28. Denver Broncos: Giovani Bernard, RB, North Carolina
While many have anointed Lacy as this draft's top overall running back, my board still has Bernard as the No. 1 guy. He's easily the best pass-catching runner in this entire class, having caught 92 passes over the past two seasons, and averaged a pretty healthy 6.7 yards per carry in 2012.
The Broncos also have a pretty glaring need at the running back spot. They relied far too heavily on the human embodiment of replacement-level, Knowshon Moreno, down the stretch and looked lost when he went down against Baltimore.
Peyton Manning won't have that problem come the 2014 postseason if Bernard is still on the board here.
29. New England Patriots: Kenny Vaccaro, S, Texas
The Patriots would love for one of the top receivers, particularly Austin, to fall to this spot. Both Wes Welker and Brandon Lloyd are both questionable to return next season, and Bill Belichick has always been hesitant to make big splashes in free agency.
With all the top guys off the board here, though, the Patriots will have to "settle" for Vaccaro in this spot. It just so happens the former Texas product is the best player at a glaring need position for New England as well.
Funny how that works.
30. Atlanta Falcons: Zach Ertz, TE, Stanford
With Tony Gonzalez almost certainly coming back for at least one more season, the need to draft his heir apparent dies significantly. The Falcons have other needs they could address and they would love it if Vaccaro somehow dropped down to their selection.
He's off the board in this scenario, which leaves Atlanta the decision between reaching for a guy at a need position or drafting a luxury (Ertz).
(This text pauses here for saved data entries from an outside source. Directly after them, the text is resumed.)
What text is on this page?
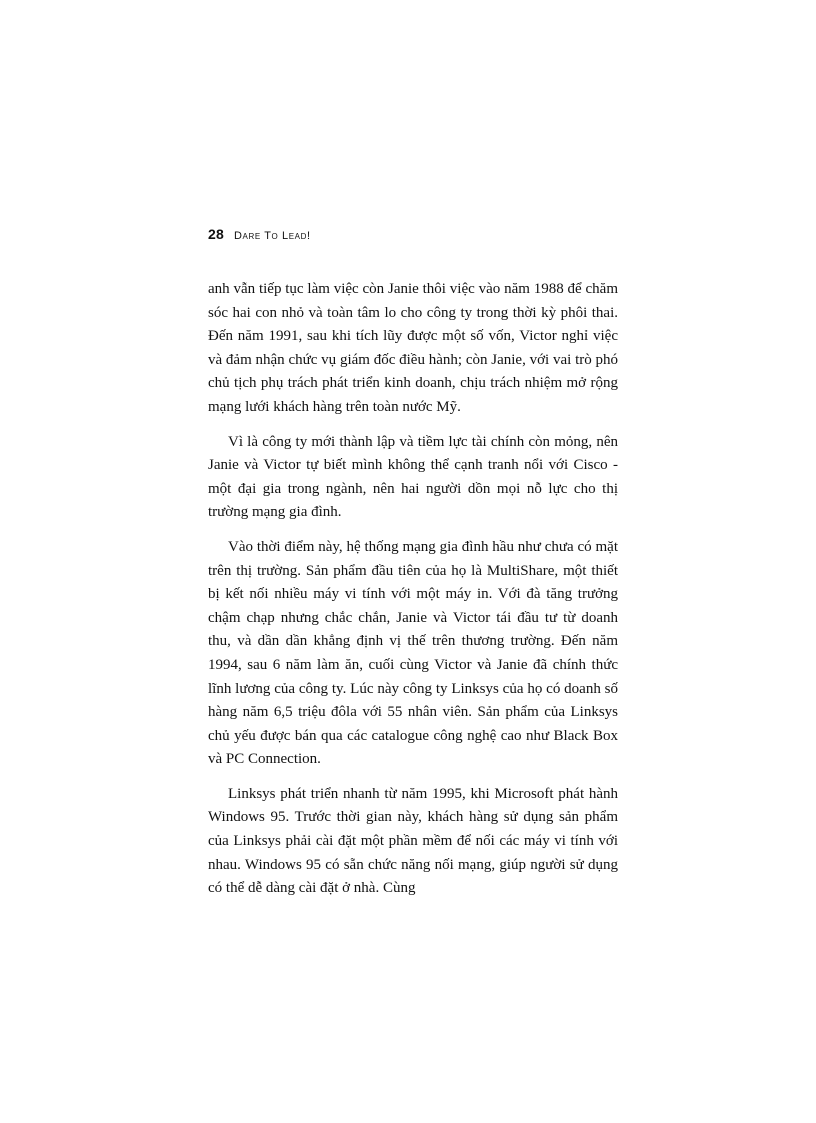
28 Dare To Lead!

anh vẫn tiếp tục làm việc còn Janie thôi việc vào năm 1988 để chăm sóc hai con nhỏ và toàn tâm lo cho công ty trong thời kỳ phôi thai. Đến năm 1991, sau khi tích lũy được một số vốn, Victor nghỉ việc và đảm nhận chức vụ giám đốc điều hành; còn Janie, với vai trò phó chủ tịch phụ trách phát triển kinh doanh, chịu trách nhiệm mở rộng mạng lưới khách hàng trên toàn nước Mỹ.

Vì là công ty mới thành lập và tiềm lực tài chính còn mỏng, nên Janie và Victor tự biết mình không thể cạnh tranh nổi với Cisco - một đại gia trong ngành, nên hai người dồn mọi nỗ lực cho thị trường mạng gia đình.

Vào thời điểm này, hệ thống mạng gia đình hầu như chưa có mặt trên thị trường. Sản phẩm đầu tiên của họ là MultiShare, một thiết bị kết nối nhiều máy vi tính với một máy in. Với đà tăng trưởng chậm chạp nhưng chắc chắn, Janie và Victor tái đầu tư từ doanh thu, và dần dần khẳng định vị thế trên thương trường. Đến năm 1994, sau 6 năm làm ăn, cuối cùng Victor và Janie đã chính thức lĩnh lương của công ty. Lúc này công ty Linksys của họ có doanh số hàng năm 6,5 triệu đôla với 55 nhân viên. Sản phẩm của Linksys chủ yếu được bán qua các catalogue công nghệ cao như Black Box và PC Connection.

Linksys phát triển nhanh từ năm 1995, khi Microsoft phát hành Windows 95. Trước thời gian này, khách hàng sử dụng sản phẩm của Linksys phải cài đặt một phần mềm để nối các máy vi tính với nhau. Windows 95 có sẵn chức năng nối mạng, giúp người sử dụng có thể dễ dàng cài đặt ở nhà. Cùng
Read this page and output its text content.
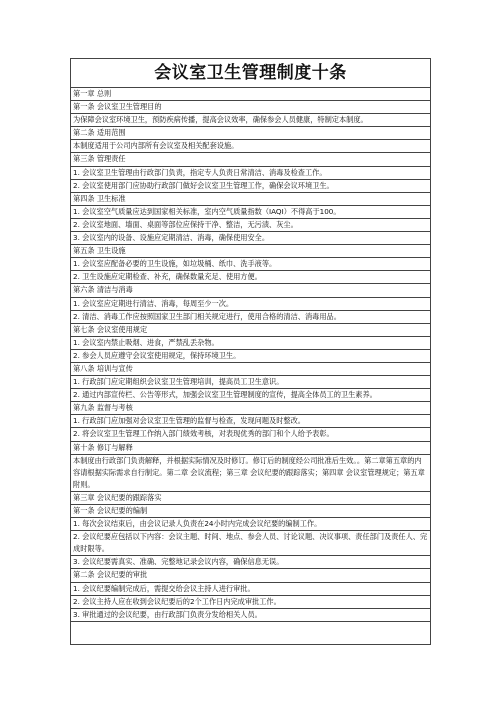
会议室卫生管理制度十条
第一章 总则
第一条 会议室卫生管理目的
为保障会议室环境卫生，预防疾病传播，提高会议效率，确保参会人员健康，特制定本制度。
第二条 适用范围
本制度适用于公司内部所有会议室及相关配套设施。
第三条 管理责任
1. 会议室卫生管理由行政部门负责，指定专人负责日常清洁、消毒及检查工作。
2. 会议室使用部门应协助行政部门做好会议室卫生管理工作，确保会议环境卫生。
第四条 卫生标准
1. 会议室空气质量应达到国家相关标准，室内空气质量指数（IAQI）不得高于100。
2. 会议室地面、墙面、桌面等部位应保持干净、整洁，无污渍、灰尘。
3. 会议室内的设备、设施应定期清洁、消毒，确保使用安全。
第五条 卫生设施
1. 会议室应配备必要的卫生设施，如垃圾桶、纸巾、洗手液等。
2. 卫生设施应定期检查、补充，确保数量充足、使用方便。
第六条 清洁与消毒
1. 会议室应定期进行清洁、消毒，每周至少一次。
2. 清洁、消毒工作应按照国家卫生部门相关规定进行，使用合格的清洁、消毒用品。
第七条 会议室使用规定
1. 会议室内禁止吸烟、进食，严禁乱丢杂物。
2. 参会人员应遵守会议室使用规定，保持环境卫生。
第八条 培训与宣传
1. 行政部门应定期组织会议室卫生管理培训，提高员工卫生意识。
2. 通过内部宣传栏、公告等形式，加强会议室卫生管理制度的宣传，提高全体员工的卫生素养。
第九条 监督与考核
1. 行政部门应加强对会议室卫生管理的监督与检查，发现问题及时整改。
2. 将会议室卫生管理工作纳入部门绩效考核，对表现优秀的部门和个人给予表彰。
第十条 修订与解释
本制度由行政部门负责解释，并根据实际情况及时修订。修订后的制度经公司批准后生效。。第二章第五章的内容请根据实际需求自行制定。第二章 会议流程；第三章 会议纪要的跟踪落实；第四章 会议室管理规定；第五章 附则。
第三章 会议纪要的跟踪落实
第一条 会议纪要的编制
1. 每次会议结束后，由会议记录人负责在24小时内完成会议纪要的编制工作。
2. 会议纪要应包括以下内容：会议主题、时间、地点、参会人员、讨论议题、决议事项、责任部门及责任人、完成时限等。
3. 会议纪要需真实、准确、完整地记录会议内容，确保信息无误。
第二条 会议纪要的审批
1. 会议纪要编制完成后，需提交给会议主持人进行审批。
2. 会议主持人应在收到会议纪要后的2个工作日内完成审批工作。
3. 审批通过的会议纪要，由行政部门负责分发给相关人员。
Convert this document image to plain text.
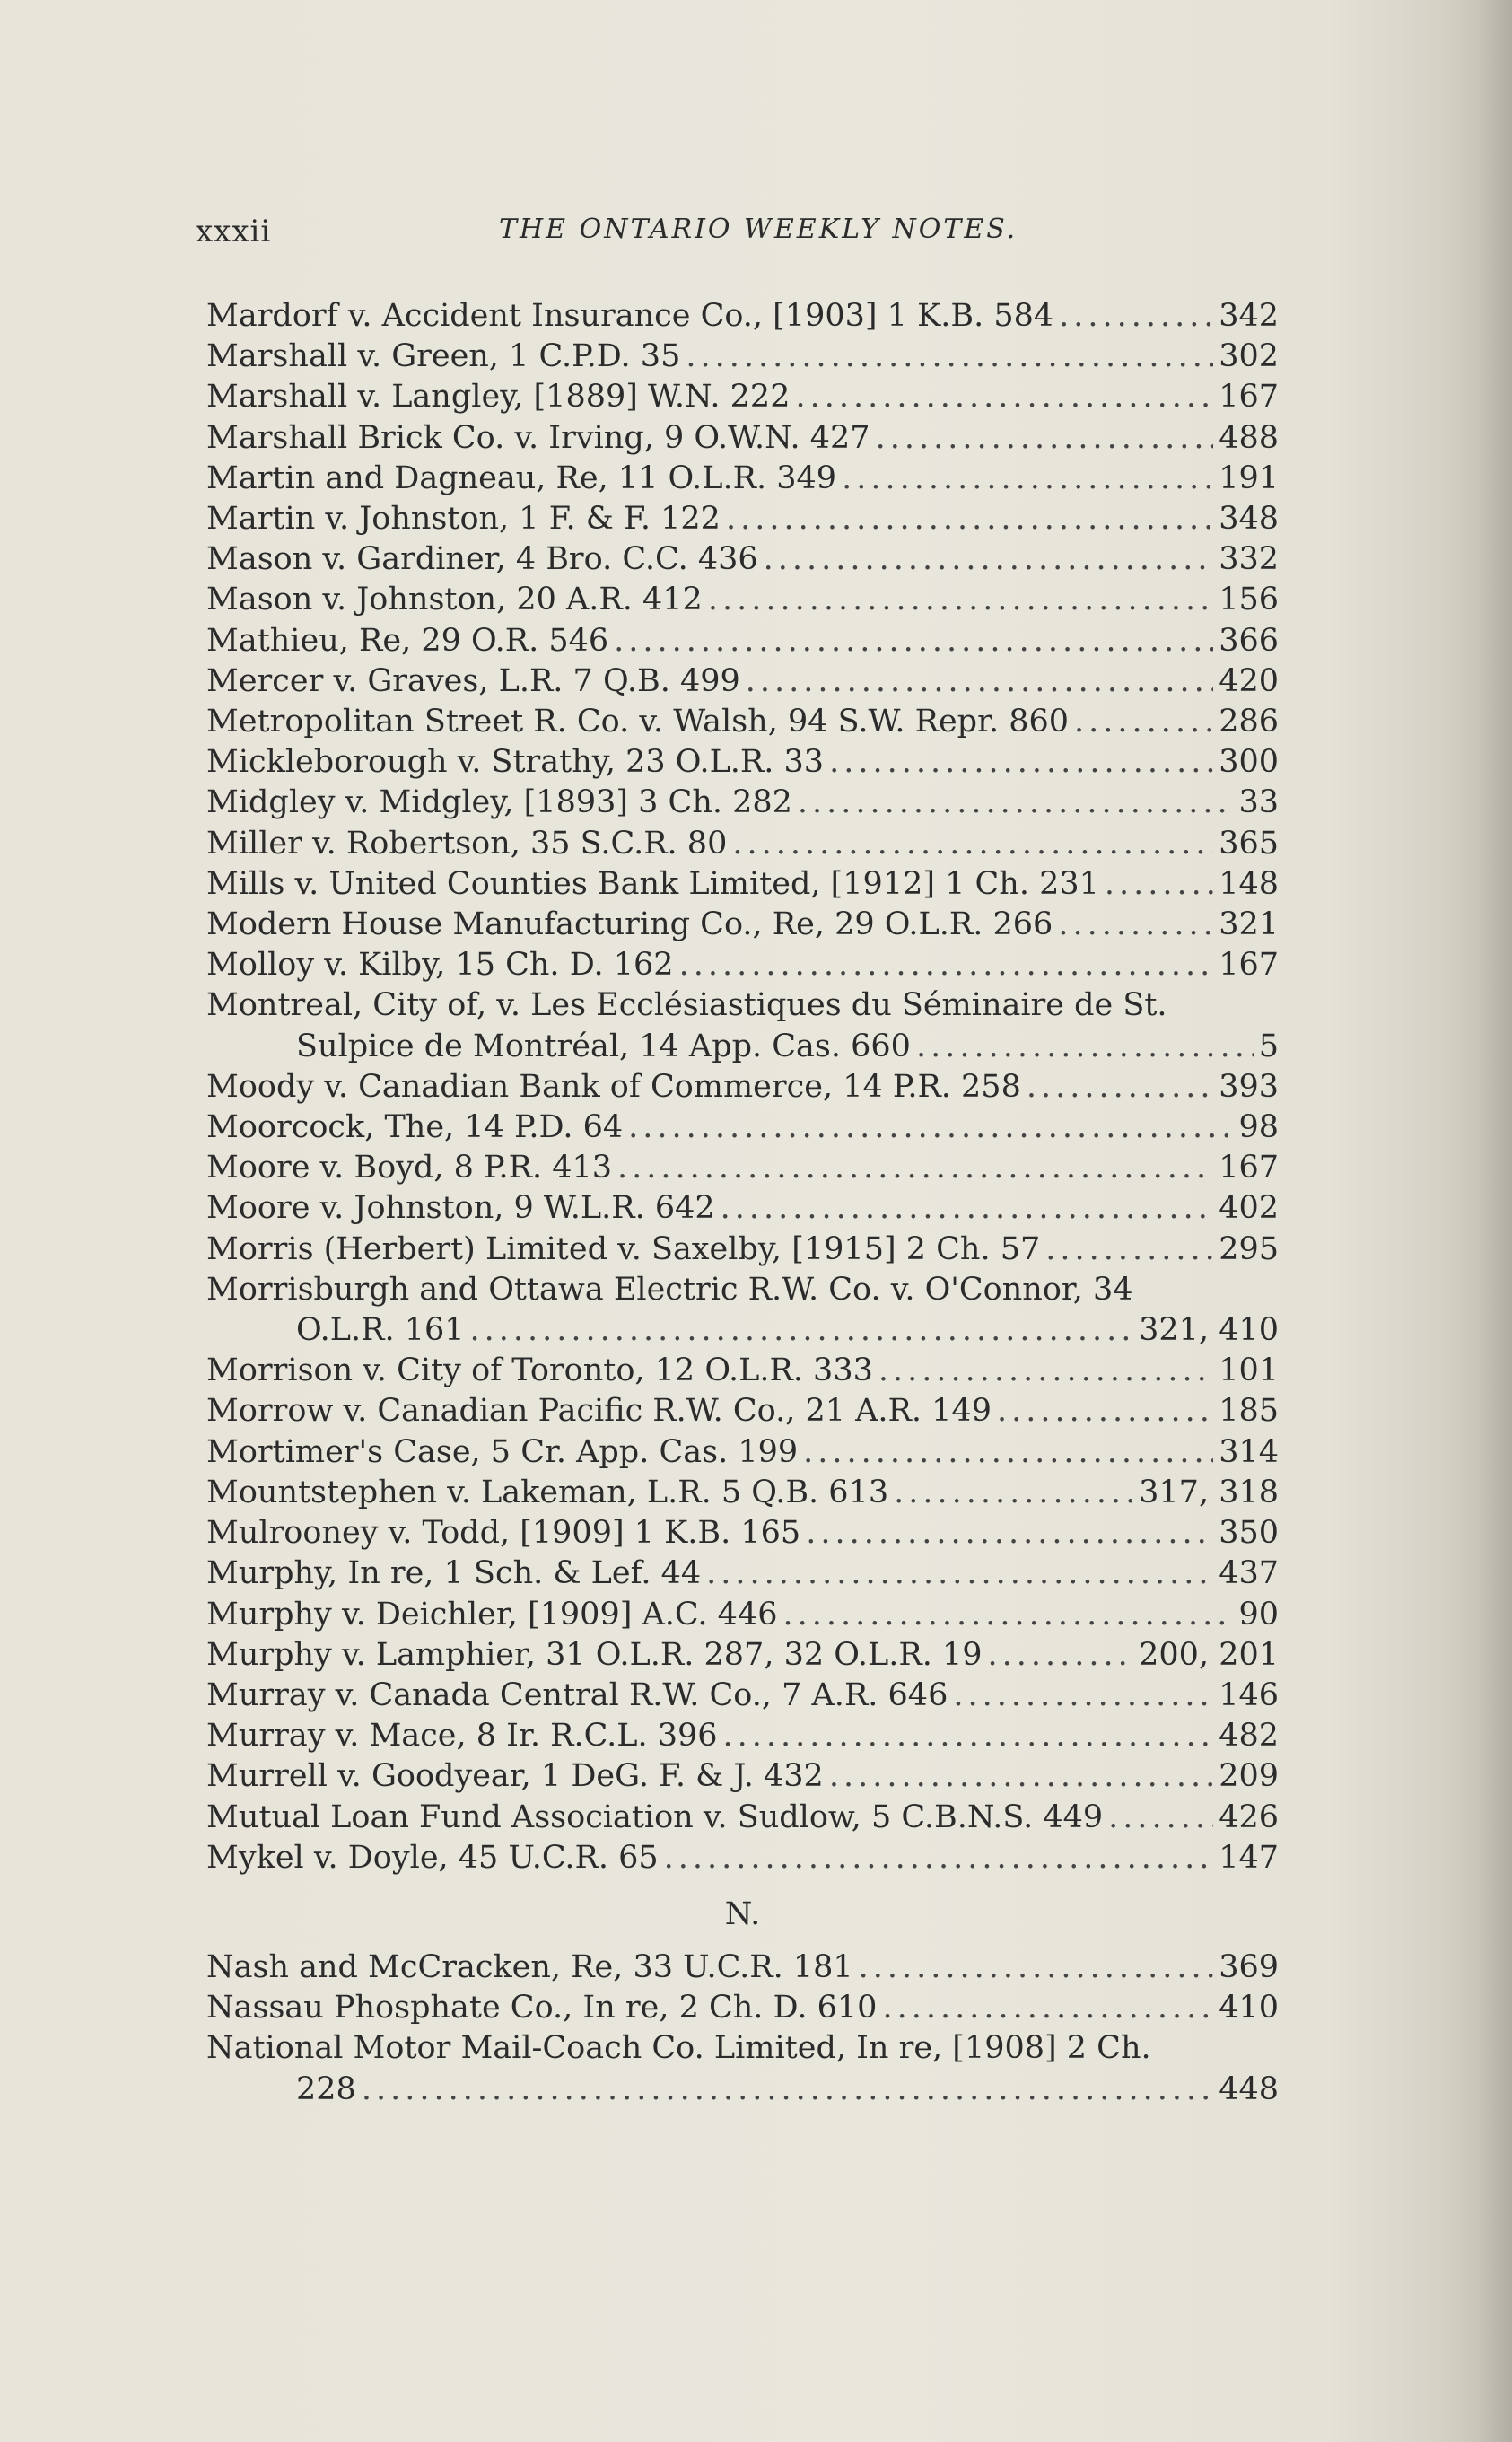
xxxii	THE ONTARIO WEEKLY NOTES.
Mardorf v. Accident Insurance Co., [1903] 1 K.B. 584 .....	342
Marshall v. Green, 1 C.P.D. 35 .....	302
Marshall v. Langley, [1889] W.N. 222 .....	167
Marshall Brick Co. v. Irving, 9 O.W.N. 427 .....	488
Martin and Dagneau, Re, 11 O.L.R. 349 .....	191
Martin v. Johnston, 1 F. & F. 122 .....	348
Mason v. Gardiner, 4 Bro. C.C. 436 .....	332
Mason v. Johnston, 20 A.R. 412 .....	156
Mathieu, Re, 29 O.R. 546 .....	366
Mercer v. Graves, L.R. 7 Q.B. 499 .....	420
Metropolitan Street R. Co. v. Walsh, 94 S.W. Repr. 860 .....	286
Mickleborough v. Strathy, 23 O.L.R. 33 .....	300
Midgley v. Midgley, [1893] 3 Ch. 282 .....	33
Miller v. Robertson, 35 S.C.R. 80 .....	365
Mills v. United Counties Bank Limited, [1912] 1 Ch. 231 .....	148
Modern House Manufacturing Co., Re, 29 O.L.R. 266 .....	321
Molloy v. Kilby, 15 Ch. D. 162 .....	167
Montreal, City of, v. Les Ecclésiastiques du Séminaire de St.
Sulpice de Montréal, 14 App. Cas. 660 .....	5
Moody v. Canadian Bank of Commerce, 14 P.R. 258 .....	393
Moorcock, The, 14 P.D. 64 .....	98
Moore v. Boyd, 8 P.R. 413 .....	167
Moore v. Johnston, 9 W.L.R. 642 .....	402
Morris (Herbert) Limited v. Saxelby, [1915] 2 Ch. 57 .....	295
Morrisburgh and Ottawa Electric R.W. Co. v. O'Connor, 34
O.L.R. 161 .....	321, 410
Morrison v. City of Toronto, 12 O.L.R. 333 .....	101
Morrow v. Canadian Pacific R.W. Co., 21 A.R. 149 .....	185
Mortimer's Case, 5 Cr. App. Cas. 199 .....	314
Mountstephen v. Lakeman, L.R. 5 Q.B. 613 .....	317, 318
Mulrooney v. Todd, [1909] 1 K.B. 165 .....	350
Murphy, In re, 1 Sch. & Lef. 44 .....	437
Murphy v. Deichler, [1909] A.C. 446 .....	90
Murphy v. Lamphier, 31 O.L.R. 287, 32 O.L.R. 19 .....	200, 201
Murray v. Canada Central R.W. Co., 7 A.R. 646 .....	146
Murray v. Mace, 8 Ir. R.C.L. 396 .....	482
Murrell v. Goodyear, 1 DeG. F. & J. 432 .....	209
Mutual Loan Fund Association v. Sudlow, 5 C.B.N.S. 449 .....	426
Mykel v. Doyle, 45 U.C.R. 65 .....	147
N.
Nash and McCracken, Re, 33 U.C.R. 181 .....	369
Nassau Phosphate Co., In re, 2 Ch. D. 610 .....	410
National Motor Mail-Coach Co. Limited, In re, [1908] 2 Ch.
228 .....	448
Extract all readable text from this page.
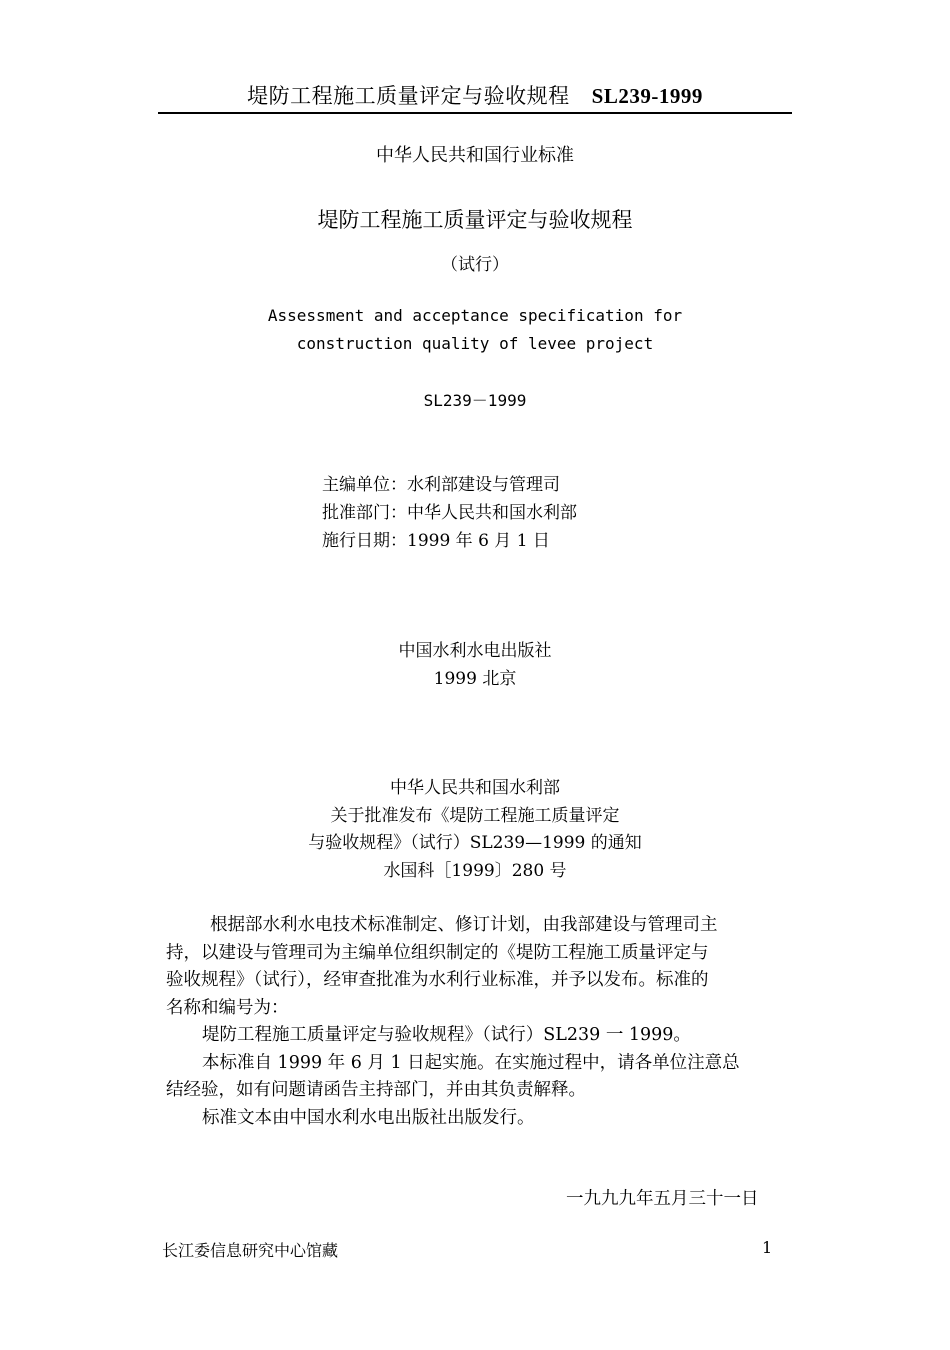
堤防工程施工质量评定与验收规程 SL239-1999
中华人民共和国行业标准
堤防工程施工质量评定与验收规程
（试行）
Assessment and acceptance specification for
construction quality of levee project
SL239－1999
主编单位：水利部建设与管理司
批准部门：中华人民共和国水利部
施行日期：1999 年 6 月 1 日
中国水利水电出版社
1999 北京
中华人民共和国水利部
关于批准发布《堤防工程施工质量评定
与验收规程》（试行）SL239—1999 的通知
水国科［1999〕280 号
根据部水利水电技术标准制定、修订计划，由我部建设与管理司主
持，以建设与管理司为主编单位组织制定的《堤防工程施工质量评定与
验收规程》（试行），经审查批准为水利行业标准，并予以发布。标准的
名称和编号为：
堤防工程施工质量评定与验收规程》（试行）SL239 一 1999。
本标准自 1999 年 6 月 1 日起实施。在实施过程中，请各单位注意总
结经验，如有问题请函告主持部门，并由其负责解释。
标准文本由中国水利水电出版社出版发行。
一九九九年五月三十一日
长江委信息研究中心馆藏	1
The Falcons' jaw-dropping trade for Julio Jones should tell you all you need to know about which way they would lean.
31. San Francisco 49ers: Sheldon Richardson, DT, Missouri
There aren't many deficiencies to be found for the NFC champions. Colin Kaepernick has turned Michael Crabtree into one of the NFL's best receivers, and while the 49ers could use another downfield threat, they aren't about to waste another first-rounder on A.J. Jenkins 2.0.
Richardson isn't a shoo-in to become an NFL starter. But he fits one of San Francisco's few needs and will have time to develop as Justin Smith continues to show up as a regular fixture in offensive linemen's nightmares.
32. Baltimore Ravens: Kevin Minter, LB, LSU
The saying goes you can never replace a Ray Lewis...until you draft a player talented enough to step into his spot Week 1. If he's available at this spot, Minter should be that guy.